Time

1 2 0
                                    

Pagi ini saat kegiatan baksos. Aku memutuskan untuk menyatakan perasaan pada Meysa. Aku sudah tidak sabar untuk bertemu dengannya. Aku harus mengatakannya sebelum terlambat, sebelum Meysa tahu tentang kemunculan Dirga malam ini.

Di antara keramaian jalan. Aku menemukan sosok yang sangat aku kenali.

"Kita mampir ke toko roti disana dulu", pintaku pada supir pribadiku.

"Baik pak!".

Dia selalu ke tempat ini bila ingin makan roti kesukaannya. Kebiasaannya gak pernah berubah. Dia masih tidak menyadari kehadiranku karena fokus mencari roti. Hanya satu kelemahannya, dia selalu lupa letak roti kesukaannya sehingga dia harus memeriksa setiap bagian rak. Dasar.

"Ah.. dia menemukannya", gumamku saat melihatnya tersenyum melihat ke arah rak di sudut toko.

Aku segera mengambil lebih dulu roti yang tidak lepas dari pandangannya.
Dia hampir marah, dan aku hampir tertawa melihatnya. Tapi emosinya segera hilang saat melihatku.

Aku memberikannya syarat untuk makan siang bersama di kantin sebagai ganti roti satu-satunya yang tersisa. Tapi dia menolak dan mengatakan aku "gila".

Yah. Aku memang gila, karena aku merasa dikejar waktu untuk menyatakan perasaanku dan menempati singgasanaku dihatinya, sebelum orang itu muncul.

Meski aku memberikan banyak alasan, dia tetap menolak.

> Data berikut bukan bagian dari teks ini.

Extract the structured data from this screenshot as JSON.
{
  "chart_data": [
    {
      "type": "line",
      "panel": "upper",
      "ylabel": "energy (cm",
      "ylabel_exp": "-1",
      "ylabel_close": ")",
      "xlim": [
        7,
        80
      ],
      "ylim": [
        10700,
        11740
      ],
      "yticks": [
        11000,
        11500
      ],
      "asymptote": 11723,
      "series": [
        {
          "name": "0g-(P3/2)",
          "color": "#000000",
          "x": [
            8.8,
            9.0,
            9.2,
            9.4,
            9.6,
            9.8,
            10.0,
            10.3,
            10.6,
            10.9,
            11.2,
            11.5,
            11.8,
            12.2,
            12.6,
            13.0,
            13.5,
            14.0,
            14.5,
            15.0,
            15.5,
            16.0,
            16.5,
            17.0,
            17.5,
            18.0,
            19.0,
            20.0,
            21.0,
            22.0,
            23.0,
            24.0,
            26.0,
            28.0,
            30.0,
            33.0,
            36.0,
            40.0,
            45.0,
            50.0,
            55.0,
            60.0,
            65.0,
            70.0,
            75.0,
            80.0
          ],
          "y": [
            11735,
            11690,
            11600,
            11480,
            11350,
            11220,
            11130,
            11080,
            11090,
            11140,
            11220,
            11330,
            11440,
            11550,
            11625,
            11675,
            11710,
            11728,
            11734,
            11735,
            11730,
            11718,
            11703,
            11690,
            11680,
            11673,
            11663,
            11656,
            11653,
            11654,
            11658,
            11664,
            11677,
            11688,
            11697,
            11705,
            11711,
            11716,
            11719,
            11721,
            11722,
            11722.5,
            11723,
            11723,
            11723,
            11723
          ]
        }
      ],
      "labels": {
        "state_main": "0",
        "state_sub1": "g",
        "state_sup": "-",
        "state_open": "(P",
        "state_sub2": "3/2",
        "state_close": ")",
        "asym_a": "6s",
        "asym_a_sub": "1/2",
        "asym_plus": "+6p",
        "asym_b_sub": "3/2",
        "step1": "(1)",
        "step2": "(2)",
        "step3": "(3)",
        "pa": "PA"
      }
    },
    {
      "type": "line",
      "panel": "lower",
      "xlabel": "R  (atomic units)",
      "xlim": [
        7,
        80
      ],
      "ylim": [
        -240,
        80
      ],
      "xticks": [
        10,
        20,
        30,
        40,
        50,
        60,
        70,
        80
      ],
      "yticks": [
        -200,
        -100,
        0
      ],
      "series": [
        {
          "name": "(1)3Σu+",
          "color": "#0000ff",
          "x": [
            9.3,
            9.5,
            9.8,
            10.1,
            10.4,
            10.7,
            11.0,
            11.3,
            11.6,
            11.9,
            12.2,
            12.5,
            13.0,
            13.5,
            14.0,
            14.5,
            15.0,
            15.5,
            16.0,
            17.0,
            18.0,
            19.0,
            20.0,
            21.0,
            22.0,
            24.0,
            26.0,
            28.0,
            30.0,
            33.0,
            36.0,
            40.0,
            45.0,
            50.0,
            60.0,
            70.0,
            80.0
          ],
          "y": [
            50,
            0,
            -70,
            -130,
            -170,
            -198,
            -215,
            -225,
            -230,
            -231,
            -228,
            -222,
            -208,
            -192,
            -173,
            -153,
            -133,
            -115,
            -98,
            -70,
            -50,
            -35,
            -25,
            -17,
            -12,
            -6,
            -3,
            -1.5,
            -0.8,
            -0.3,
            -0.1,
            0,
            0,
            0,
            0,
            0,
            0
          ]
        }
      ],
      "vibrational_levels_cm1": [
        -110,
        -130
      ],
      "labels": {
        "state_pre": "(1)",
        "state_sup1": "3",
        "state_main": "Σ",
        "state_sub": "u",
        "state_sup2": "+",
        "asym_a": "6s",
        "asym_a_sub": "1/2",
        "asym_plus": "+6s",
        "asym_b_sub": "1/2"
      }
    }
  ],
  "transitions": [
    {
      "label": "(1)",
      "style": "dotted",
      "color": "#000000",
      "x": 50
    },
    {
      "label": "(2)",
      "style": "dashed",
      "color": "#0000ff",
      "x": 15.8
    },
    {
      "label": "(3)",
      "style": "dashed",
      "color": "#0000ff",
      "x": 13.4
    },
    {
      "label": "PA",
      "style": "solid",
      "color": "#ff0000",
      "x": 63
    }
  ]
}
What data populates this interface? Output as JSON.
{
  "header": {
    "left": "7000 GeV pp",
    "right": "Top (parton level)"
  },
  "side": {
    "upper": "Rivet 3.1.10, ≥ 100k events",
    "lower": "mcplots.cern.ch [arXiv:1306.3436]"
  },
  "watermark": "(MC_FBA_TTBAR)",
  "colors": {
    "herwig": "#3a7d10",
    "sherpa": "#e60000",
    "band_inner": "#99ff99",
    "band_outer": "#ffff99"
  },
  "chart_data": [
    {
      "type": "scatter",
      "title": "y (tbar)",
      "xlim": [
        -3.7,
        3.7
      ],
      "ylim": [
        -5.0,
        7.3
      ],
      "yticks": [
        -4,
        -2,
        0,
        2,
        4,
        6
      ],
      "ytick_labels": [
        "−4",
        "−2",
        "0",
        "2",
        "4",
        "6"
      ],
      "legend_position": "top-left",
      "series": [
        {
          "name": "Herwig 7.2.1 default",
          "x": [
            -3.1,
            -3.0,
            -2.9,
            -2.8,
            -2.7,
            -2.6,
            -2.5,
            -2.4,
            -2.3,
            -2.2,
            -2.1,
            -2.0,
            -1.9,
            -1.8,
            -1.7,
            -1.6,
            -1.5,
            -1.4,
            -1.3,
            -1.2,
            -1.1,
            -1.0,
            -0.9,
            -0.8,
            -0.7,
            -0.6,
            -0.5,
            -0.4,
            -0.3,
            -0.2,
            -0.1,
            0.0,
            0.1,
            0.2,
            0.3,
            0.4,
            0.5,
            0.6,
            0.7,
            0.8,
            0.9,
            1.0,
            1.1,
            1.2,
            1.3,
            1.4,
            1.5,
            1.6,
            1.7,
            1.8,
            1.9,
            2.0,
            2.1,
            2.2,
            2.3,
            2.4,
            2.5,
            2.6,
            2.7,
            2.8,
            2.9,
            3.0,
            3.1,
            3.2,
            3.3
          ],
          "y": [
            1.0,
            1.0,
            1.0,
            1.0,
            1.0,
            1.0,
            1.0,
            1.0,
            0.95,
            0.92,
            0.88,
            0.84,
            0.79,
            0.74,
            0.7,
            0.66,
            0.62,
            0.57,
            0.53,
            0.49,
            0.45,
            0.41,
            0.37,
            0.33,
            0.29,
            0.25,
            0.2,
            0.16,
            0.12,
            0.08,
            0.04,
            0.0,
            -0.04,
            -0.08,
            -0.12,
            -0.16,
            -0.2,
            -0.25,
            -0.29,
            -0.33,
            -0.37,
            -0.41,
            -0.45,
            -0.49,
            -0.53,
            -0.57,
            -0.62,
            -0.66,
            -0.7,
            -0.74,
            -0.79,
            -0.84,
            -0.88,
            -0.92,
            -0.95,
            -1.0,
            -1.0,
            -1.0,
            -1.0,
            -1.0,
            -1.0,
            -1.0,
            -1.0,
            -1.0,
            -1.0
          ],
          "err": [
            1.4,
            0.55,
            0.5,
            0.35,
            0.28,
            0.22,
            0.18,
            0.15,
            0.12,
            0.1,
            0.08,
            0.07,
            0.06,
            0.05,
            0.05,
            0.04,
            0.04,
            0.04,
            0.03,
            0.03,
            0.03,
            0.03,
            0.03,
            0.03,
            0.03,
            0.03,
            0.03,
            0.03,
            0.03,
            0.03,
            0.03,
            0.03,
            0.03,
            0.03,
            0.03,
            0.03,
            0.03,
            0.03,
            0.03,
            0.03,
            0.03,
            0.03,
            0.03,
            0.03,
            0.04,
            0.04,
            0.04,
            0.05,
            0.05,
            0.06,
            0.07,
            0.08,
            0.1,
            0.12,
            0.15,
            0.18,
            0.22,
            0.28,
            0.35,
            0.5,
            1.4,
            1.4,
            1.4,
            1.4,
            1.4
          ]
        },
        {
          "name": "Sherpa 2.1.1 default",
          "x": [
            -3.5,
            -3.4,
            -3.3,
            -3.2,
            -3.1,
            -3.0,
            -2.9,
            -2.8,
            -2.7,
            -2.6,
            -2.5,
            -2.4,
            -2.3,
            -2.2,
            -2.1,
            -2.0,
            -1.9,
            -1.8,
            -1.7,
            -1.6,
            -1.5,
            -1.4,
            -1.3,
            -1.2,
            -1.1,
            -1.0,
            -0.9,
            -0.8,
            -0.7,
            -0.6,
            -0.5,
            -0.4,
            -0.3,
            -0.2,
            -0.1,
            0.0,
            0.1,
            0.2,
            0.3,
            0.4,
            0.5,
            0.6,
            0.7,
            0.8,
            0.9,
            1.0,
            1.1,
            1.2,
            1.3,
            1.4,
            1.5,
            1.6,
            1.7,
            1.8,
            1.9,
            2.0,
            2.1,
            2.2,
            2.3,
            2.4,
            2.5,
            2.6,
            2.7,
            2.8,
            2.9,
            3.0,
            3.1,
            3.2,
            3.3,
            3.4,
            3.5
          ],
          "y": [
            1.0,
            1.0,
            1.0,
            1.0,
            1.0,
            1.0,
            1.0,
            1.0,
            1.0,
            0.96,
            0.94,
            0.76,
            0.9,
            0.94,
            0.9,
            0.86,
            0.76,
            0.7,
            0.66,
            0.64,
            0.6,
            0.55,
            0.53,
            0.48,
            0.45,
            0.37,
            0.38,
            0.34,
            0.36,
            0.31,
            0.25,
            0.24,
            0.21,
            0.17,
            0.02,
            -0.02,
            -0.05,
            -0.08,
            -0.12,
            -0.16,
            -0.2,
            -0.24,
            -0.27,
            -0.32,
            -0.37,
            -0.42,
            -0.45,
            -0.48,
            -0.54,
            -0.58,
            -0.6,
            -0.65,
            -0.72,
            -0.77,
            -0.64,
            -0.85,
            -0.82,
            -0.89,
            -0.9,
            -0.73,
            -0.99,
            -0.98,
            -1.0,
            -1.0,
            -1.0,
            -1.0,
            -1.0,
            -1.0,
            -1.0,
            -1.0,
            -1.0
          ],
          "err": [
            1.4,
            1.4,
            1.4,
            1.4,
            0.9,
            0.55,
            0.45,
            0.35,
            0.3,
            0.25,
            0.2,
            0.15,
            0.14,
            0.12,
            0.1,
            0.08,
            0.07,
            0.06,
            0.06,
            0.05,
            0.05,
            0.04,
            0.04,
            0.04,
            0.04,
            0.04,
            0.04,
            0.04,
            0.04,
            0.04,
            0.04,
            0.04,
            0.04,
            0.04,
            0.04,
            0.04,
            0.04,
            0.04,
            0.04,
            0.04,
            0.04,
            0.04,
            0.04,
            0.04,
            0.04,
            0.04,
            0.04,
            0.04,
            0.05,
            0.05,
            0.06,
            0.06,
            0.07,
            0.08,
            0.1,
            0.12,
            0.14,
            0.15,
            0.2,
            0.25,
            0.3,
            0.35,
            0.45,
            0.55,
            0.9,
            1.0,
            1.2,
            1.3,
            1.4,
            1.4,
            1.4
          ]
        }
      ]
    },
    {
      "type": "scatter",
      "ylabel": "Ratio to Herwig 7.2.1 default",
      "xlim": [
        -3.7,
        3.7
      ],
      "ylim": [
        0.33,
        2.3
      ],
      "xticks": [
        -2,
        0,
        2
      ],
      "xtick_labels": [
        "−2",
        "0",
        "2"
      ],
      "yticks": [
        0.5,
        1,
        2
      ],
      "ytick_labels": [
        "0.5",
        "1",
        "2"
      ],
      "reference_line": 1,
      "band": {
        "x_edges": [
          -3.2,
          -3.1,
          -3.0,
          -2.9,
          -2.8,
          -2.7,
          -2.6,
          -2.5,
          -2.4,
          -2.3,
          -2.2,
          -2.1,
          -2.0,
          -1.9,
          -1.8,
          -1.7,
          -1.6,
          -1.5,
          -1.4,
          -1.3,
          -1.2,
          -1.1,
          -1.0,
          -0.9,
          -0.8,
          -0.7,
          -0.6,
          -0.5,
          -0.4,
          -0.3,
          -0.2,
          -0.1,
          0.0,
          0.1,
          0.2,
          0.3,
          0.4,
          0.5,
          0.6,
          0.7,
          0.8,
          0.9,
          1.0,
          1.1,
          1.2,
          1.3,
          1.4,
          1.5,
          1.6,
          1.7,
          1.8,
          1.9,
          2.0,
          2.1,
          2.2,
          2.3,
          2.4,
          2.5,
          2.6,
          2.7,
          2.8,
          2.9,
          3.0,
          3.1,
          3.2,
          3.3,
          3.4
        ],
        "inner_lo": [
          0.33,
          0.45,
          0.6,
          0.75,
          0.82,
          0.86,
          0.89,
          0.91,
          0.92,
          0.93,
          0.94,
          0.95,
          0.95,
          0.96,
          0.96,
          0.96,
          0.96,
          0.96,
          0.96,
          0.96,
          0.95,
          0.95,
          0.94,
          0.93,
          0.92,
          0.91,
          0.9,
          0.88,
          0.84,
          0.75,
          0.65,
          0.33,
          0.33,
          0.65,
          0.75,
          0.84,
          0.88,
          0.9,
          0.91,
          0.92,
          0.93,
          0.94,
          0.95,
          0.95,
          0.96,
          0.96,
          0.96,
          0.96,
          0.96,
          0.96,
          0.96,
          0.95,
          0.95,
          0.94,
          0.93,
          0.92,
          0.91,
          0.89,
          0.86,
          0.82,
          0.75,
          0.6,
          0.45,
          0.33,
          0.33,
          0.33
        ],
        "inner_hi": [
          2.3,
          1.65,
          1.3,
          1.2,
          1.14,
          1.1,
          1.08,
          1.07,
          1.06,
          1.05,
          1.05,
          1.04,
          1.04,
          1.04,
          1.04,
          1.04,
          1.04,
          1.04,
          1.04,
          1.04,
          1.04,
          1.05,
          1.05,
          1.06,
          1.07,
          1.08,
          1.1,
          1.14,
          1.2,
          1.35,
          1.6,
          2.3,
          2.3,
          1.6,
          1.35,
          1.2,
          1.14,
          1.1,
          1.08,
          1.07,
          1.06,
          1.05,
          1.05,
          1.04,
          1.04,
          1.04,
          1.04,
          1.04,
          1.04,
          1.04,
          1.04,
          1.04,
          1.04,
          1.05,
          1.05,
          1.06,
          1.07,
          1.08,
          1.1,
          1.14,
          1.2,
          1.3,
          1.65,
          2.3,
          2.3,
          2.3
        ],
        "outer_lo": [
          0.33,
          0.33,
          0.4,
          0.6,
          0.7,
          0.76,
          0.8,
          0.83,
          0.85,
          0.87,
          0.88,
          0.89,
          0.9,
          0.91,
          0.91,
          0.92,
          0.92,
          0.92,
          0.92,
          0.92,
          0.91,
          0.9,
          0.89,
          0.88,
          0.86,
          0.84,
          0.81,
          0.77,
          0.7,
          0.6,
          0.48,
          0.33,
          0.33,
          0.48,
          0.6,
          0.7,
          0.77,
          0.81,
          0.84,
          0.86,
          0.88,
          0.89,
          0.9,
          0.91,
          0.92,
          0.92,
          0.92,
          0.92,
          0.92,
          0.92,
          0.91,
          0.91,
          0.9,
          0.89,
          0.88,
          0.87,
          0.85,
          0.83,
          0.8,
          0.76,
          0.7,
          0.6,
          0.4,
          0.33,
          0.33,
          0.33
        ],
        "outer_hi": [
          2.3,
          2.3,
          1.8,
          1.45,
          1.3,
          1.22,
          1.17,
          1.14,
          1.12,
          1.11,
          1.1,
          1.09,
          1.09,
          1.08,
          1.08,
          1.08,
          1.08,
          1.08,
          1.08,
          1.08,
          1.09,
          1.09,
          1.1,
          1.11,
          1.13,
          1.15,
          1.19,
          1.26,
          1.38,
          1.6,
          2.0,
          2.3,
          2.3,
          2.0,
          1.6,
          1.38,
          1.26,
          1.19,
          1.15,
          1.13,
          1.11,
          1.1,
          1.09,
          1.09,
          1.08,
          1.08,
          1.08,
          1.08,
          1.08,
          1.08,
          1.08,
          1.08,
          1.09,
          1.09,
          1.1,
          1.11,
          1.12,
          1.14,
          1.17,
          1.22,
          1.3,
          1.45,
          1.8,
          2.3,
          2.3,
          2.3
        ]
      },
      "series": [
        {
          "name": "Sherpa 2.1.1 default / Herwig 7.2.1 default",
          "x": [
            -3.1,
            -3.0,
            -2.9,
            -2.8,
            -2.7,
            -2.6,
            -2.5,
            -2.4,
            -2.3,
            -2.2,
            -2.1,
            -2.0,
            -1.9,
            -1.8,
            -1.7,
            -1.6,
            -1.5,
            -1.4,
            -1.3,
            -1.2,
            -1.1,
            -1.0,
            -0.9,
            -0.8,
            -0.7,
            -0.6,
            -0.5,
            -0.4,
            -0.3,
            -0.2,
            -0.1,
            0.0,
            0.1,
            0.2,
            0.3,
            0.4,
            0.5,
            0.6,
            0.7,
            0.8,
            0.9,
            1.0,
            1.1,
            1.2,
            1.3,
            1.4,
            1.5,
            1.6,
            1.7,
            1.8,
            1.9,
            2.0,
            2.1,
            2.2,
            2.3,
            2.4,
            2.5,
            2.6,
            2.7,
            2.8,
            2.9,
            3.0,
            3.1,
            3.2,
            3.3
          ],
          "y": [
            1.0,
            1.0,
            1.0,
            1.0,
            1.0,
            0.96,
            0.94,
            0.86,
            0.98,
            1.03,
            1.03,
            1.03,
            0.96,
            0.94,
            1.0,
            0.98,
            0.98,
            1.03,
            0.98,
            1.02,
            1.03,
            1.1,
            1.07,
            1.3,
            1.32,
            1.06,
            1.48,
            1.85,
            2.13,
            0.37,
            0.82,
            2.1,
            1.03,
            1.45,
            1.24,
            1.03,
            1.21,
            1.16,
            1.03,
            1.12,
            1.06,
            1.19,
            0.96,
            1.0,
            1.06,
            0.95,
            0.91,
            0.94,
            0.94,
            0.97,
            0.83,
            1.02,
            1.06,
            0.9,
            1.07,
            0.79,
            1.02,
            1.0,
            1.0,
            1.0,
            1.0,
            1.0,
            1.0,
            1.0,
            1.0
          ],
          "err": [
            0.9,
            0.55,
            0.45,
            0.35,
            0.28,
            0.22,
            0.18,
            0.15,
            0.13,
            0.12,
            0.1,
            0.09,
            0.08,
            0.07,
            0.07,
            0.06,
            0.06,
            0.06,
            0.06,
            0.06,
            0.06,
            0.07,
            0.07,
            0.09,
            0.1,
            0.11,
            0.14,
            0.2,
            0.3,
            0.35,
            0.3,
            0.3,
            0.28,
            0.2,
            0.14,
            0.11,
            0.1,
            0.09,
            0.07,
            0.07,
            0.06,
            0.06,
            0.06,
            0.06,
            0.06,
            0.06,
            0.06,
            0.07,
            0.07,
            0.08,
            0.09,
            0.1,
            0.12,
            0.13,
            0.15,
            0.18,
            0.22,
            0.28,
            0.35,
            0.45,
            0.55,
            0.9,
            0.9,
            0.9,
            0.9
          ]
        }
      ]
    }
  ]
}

Dihatinya, singgasanaku hanya pada ruang "sahabat", bukan ruang "cinta".

Setelah berpisah di depan toko roti. Aku masih berharap dia menerima permintaanku. Karena itu aku putuskan saat jam makan siang, aku pergi ke kantin. Tapi aku tidak menemukannya. Aku mencoba menghubunginya, tapi dia tidak menjawab atau membalas pesan yang aku kirimkan.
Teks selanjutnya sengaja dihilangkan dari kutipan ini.